Bars and Pubbing in Idaho
There are a lot of bars in Idaho, most of them friendly, unpretentious watering holes. Even in the bigger cities like Boise you’ll be hard-pressed to find a nightclub with a dress code. Instead, enjoy the casual atmosphere of brewpubs like TableRock (705 Fulton Street, Boise) or the Ha’Penny Bridge Pub (855 Broad Street, Boise) for the city’s Irish drinking scene. Boise is also home to the country’s first distillery micropub, Bardenay (610 Grove Street, Boise) which makes its own gin, rum, and other alcohol.
Ketchum and Sun Valley also have lively little bar scenes thanks to the skiers and other tourists who flow steadily through these areas. The funky Casino Club (220 N. Main Street, Ketchum) was once a favorite of Ernest Hemingway, while the Roosevelt Tavern (280 N. Main Street, Ketchum) is more representative of a typical Idaho tavern. Most bars serve food and many offer live music.
Coeur d’Alene Brewing (209 Lakeside Ave, Coeur d’Alene) is another fine example of mixing drinking and pub grub in a casual atmosphere. You are more likely to find straight up bars in the college towns of Moscow, Idaho Falls, and Pocatello, where the closing time is 2:00 a.m.. Bars in quieter towns usually have last call around 1:00 a.m..
Dining and Cuisine in Idaho
There aren’t many culinary surprises in Idaho. Boise and Sun Valley present a few fine dining venues in the state, and they are very good. Mortimer’s Idaho Cuisine (110 S. 5th Street, Boise), Barbacoa (276 Bobwhite Court, Boise), and Epi’s Basque Restaurant (1115 N. Main Street, Meridien, Boise) are all well-established upscale restaurants in Boise.
But what they’re known for is plenty of casual fare on tap in Boise’s lively downtown core. Cafés like the 8th Street Wine Café (405 S. 8th Street, Boise) have reliable food and a solid wine list. For breakfast, follow the locals to Goldy’s (108 S. Capitol Blvd, Boise). Ketchum and Sun Valley have several eating options, all of them typical steak and potato joints. The Pioneer Saloon (308 N. Main Street, Ketchum) and the Sawtooth Club (231 N. Main Street, Ketchum) are two long-standing favorites.

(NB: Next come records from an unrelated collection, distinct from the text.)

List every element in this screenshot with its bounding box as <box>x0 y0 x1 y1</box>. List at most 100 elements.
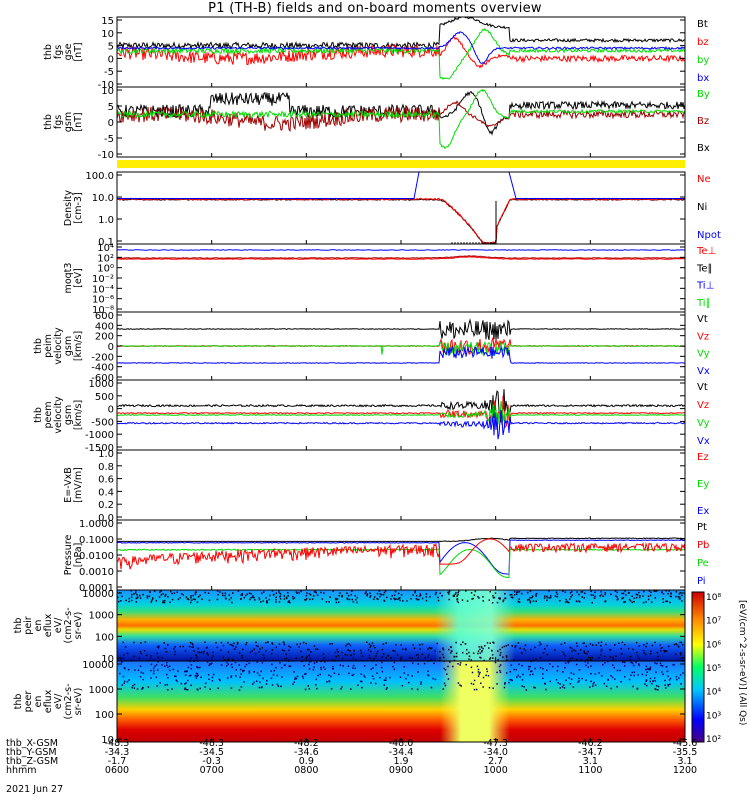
ion-noise <box>488 599 491 601</box>
ion-noise <box>584 652 587 655</box>
ion-noise <box>377 598 379 600</box>
electron-noise <box>243 669 245 672</box>
ion-noise <box>417 653 419 656</box>
ion-noise <box>266 600 268 602</box>
electron-noise <box>238 689 241 691</box>
ion-noise <box>309 657 311 660</box>
ion-noise <box>455 655 458 658</box>
ion-noise <box>265 597 267 599</box>
ion-noise <box>246 593 248 595</box>
electron-noise <box>315 661 318 663</box>
ion-noise <box>371 642 374 644</box>
electron-noise <box>168 665 171 668</box>
ion-noise <box>195 657 198 659</box>
ion-noise <box>347 649 349 651</box>
electron-noise <box>208 664 211 667</box>
ion-noise <box>249 598 251 601</box>
ion-noise <box>212 655 214 657</box>
electron-noise <box>529 670 532 673</box>
ion-noise <box>312 595 315 597</box>
ylabel-line: thb <box>33 407 44 423</box>
ion-noise <box>569 658 572 660</box>
ion-noise <box>616 591 618 594</box>
ion-noise <box>535 593 537 596</box>
ion-noise <box>220 649 222 652</box>
ytick-label: 1.0000 <box>79 519 114 530</box>
series-vt-i <box>117 318 685 341</box>
ion-noise <box>492 595 494 597</box>
electron-noise <box>333 672 336 675</box>
ion-noise <box>220 641 223 644</box>
electron-noise <box>630 661 632 664</box>
ion-noise <box>282 641 285 643</box>
electron-noise <box>381 661 383 664</box>
ion-noise <box>245 641 248 644</box>
ion-noise <box>254 599 256 601</box>
ion-noise <box>418 595 421 598</box>
electron-noise <box>275 667 277 669</box>
ion-noise <box>156 652 158 655</box>
ion-noise <box>261 592 263 595</box>
electron-noise <box>411 688 413 690</box>
ion-noise <box>548 590 550 592</box>
ion-noise <box>675 643 678 645</box>
ion-noise <box>120 600 122 602</box>
ylabel-line: peim <box>43 334 54 358</box>
ion-noise <box>450 650 453 652</box>
ion-noise <box>555 591 558 594</box>
ion-noise <box>402 648 404 651</box>
ion-noise <box>351 590 353 592</box>
ion-noise <box>638 657 641 660</box>
electron-noise <box>620 680 622 683</box>
ion-noise <box>494 592 497 594</box>
ion-noise <box>348 598 351 601</box>
ylabel-line: peer <box>23 691 34 713</box>
electron-noise <box>417 663 420 665</box>
electron-noise <box>196 689 199 691</box>
ion-noise <box>482 647 484 650</box>
electron-noise <box>482 686 484 688</box>
electron-noise <box>218 678 221 681</box>
legend-efield: Ey <box>697 479 709 490</box>
electron-noise <box>383 679 386 681</box>
ion-noise <box>505 656 508 658</box>
electron-noise <box>594 684 597 686</box>
ytick-label: 0.0001 <box>79 583 114 594</box>
electron-noise <box>679 674 682 676</box>
electron-noise <box>616 669 619 672</box>
ion-noise <box>419 593 422 595</box>
electron-noise <box>227 663 230 666</box>
electron-noise <box>122 675 125 678</box>
ion-noise <box>241 656 244 659</box>
ion-noise <box>329 596 331 598</box>
footer-value: 0900 <box>389 765 413 776</box>
electron-noise <box>276 674 279 677</box>
ion-noise <box>670 593 672 595</box>
ion-noise <box>453 659 456 662</box>
electron-noise <box>633 671 636 673</box>
ion-noise <box>300 590 302 593</box>
electron-noise <box>372 677 375 680</box>
ion-noise <box>192 594 195 597</box>
ion-noise <box>663 649 665 652</box>
ion-noise <box>302 641 305 644</box>
ion-noise <box>289 601 291 604</box>
ion-noise <box>258 651 261 653</box>
ion-noise <box>679 652 682 654</box>
ylabel-line: Pressure <box>63 535 74 576</box>
ion-noise <box>361 655 364 657</box>
ion-noise <box>576 600 578 603</box>
ion-noise <box>474 590 477 593</box>
ion-noise <box>517 642 520 644</box>
electron-noise <box>561 686 564 688</box>
electron-noise <box>123 680 126 683</box>
ion-noise <box>230 597 233 599</box>
electron-noise <box>444 669 447 671</box>
ytick-label: -5 <box>104 134 114 145</box>
ion-noise <box>189 641 192 644</box>
electron-noise <box>163 665 166 667</box>
electron-noise <box>139 676 142 678</box>
ion-noise <box>366 594 368 597</box>
electron-noise <box>185 670 187 672</box>
electron-noise <box>172 668 175 671</box>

Coeur d’Alene Resort’s fine dining restaurant Beverly’s (Coeur d’Alene Resort) is a place where you need to dress up, make a reservation, and prepare to spend. The views over the lake and its creative Northwest cuisine menu make it worthwhile. Brix (317 Sherman Ave, Coeur d’Alene) is another trendy spot in this quaint town featuring a New American menu that changes often.